Number two: Rupert is going insane/having a hallucination. Count Albert isn’t there. Rupert is either freakishly drunk and is imagining things. Or Rupert is being affected by something in the keep to the point where he thinks he’s seeing and speaking with the dead. Think along the lines The Haunting of Hill House by Shirley Jackson where the main character isn’t sure if everything is in her head or is actually happening.
Number three: going back to the issues with Albert’s corpse, perhaps he didn’t die forty years ago. There are ways to fake a death via hanging, the Robert Downey Jr. film Sherlock Holmes showed how exactly one can do so. And Count Albert’s psychopathic tendencies can definitely lead readers to believe he would do something like faking his death. No one in town would be sad to see him go, and he could easily live like a recluse in a supposedly haunted house. If he supposedly died in a suit of armor, then no one would know for certain who or what was in the armor if no one took it down; especially if it mysteriously disappears. This is just an interesting thought, but it makes you think.

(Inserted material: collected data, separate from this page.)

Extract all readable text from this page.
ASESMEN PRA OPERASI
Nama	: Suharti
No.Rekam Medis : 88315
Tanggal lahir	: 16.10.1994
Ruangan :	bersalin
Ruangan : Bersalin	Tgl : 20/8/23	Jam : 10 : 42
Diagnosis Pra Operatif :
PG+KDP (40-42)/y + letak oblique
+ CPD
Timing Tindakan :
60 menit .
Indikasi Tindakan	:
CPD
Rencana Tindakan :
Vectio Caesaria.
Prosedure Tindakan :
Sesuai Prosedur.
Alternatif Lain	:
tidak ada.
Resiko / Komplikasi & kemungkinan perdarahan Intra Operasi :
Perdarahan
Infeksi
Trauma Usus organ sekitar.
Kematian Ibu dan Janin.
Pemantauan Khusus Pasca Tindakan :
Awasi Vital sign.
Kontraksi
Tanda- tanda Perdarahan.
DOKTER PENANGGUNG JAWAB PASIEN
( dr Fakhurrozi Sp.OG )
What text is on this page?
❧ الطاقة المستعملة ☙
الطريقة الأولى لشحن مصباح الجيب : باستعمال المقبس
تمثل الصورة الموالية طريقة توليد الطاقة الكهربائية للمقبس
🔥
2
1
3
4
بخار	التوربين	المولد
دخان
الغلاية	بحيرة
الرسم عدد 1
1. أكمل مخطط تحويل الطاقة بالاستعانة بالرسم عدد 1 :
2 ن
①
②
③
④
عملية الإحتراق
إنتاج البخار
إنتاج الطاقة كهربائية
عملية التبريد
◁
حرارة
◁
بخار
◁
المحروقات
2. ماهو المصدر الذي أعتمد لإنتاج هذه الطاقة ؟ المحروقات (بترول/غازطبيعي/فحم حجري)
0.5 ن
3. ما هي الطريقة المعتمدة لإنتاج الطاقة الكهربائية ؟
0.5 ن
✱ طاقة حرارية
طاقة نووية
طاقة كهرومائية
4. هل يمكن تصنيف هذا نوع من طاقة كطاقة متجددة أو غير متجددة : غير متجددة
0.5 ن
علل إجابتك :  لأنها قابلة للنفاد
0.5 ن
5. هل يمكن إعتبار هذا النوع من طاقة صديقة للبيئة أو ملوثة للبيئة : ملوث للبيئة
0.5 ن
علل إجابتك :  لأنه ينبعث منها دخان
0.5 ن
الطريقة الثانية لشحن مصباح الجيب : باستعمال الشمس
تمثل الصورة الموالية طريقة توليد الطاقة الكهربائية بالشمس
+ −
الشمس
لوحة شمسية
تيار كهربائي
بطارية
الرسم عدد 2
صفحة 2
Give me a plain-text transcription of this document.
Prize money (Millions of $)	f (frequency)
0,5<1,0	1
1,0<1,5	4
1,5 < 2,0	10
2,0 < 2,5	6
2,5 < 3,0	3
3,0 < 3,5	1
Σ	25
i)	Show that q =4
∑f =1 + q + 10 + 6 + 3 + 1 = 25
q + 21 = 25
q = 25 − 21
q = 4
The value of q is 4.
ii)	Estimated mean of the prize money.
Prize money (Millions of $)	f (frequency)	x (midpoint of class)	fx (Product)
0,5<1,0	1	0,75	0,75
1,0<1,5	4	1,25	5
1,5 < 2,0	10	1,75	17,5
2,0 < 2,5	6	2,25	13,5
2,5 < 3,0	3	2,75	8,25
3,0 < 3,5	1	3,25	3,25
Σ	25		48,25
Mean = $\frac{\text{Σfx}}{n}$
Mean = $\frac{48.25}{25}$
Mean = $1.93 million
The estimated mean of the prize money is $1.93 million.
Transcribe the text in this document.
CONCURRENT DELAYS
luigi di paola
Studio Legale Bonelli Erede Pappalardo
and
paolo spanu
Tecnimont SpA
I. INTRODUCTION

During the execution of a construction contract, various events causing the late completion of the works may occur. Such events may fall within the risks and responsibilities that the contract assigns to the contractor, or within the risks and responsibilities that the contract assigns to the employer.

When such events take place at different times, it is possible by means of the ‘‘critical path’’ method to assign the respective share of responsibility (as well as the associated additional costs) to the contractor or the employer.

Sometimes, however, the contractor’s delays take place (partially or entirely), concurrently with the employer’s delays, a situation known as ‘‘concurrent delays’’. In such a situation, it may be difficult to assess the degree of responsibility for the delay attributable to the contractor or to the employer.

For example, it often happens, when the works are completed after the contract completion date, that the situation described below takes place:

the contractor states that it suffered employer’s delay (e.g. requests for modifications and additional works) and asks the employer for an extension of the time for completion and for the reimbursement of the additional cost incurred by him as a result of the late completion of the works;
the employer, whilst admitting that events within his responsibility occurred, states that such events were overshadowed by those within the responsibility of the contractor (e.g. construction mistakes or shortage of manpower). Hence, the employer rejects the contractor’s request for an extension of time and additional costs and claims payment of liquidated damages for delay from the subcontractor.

And I haven’t even talked about the best part of this book: the ending. If you want to keep the ending a surprise, then leave right now. I’ll see you next Wednesday when I talk about something else. It may be a listicle, it may be another review, it could be a movie review; I haven’t decided yet.
Now for those of you who have stayed and are ready to have the ending spoiled… let’s go!
Ralph Adams Cram wrote a great ending. While Rupert was making fun of the innkeeper at the start of the story, Cram makes note of Rupert telling the innkeeper both he and Otto will have revolvers for protection. Here we have another instance of drawing the line in the sand. The minute Rupert says he has everything handled because he has a gun, you know something is going to happen involving said gun.
Have you guessed what’s going to happen? It’s pretty obvious what’s going to happen, but the story is so compelling that you don’t mind.
Rupert, believing that he’s shooting at the Count Albert, ghost or human is debatable, fires off one round but actuals shoots a sleeping Otto. Yeah, remember him? He’s out like a light on the floor, and tragically is shot in the neck by his friend.
I love this ending! I knew what was coming, but this short story is so well written that it’s still a chilling reveal. It makes you think was there a ghost? Was there anything in the room at all? Who can say.
I know I’ve spoiled the entirety of “The Kropfsberg Keep,” but you should still give this short story a read. It’s short, sweet, and to the point. Even though it’s only a few pages long, Cram manages to create a chilling world full of descriptions and misdirection. It is that type of story that makes you question if everything occurring is in the main character’s head or if everything is actually happening. Truly it’s a 10-out-of-10 story.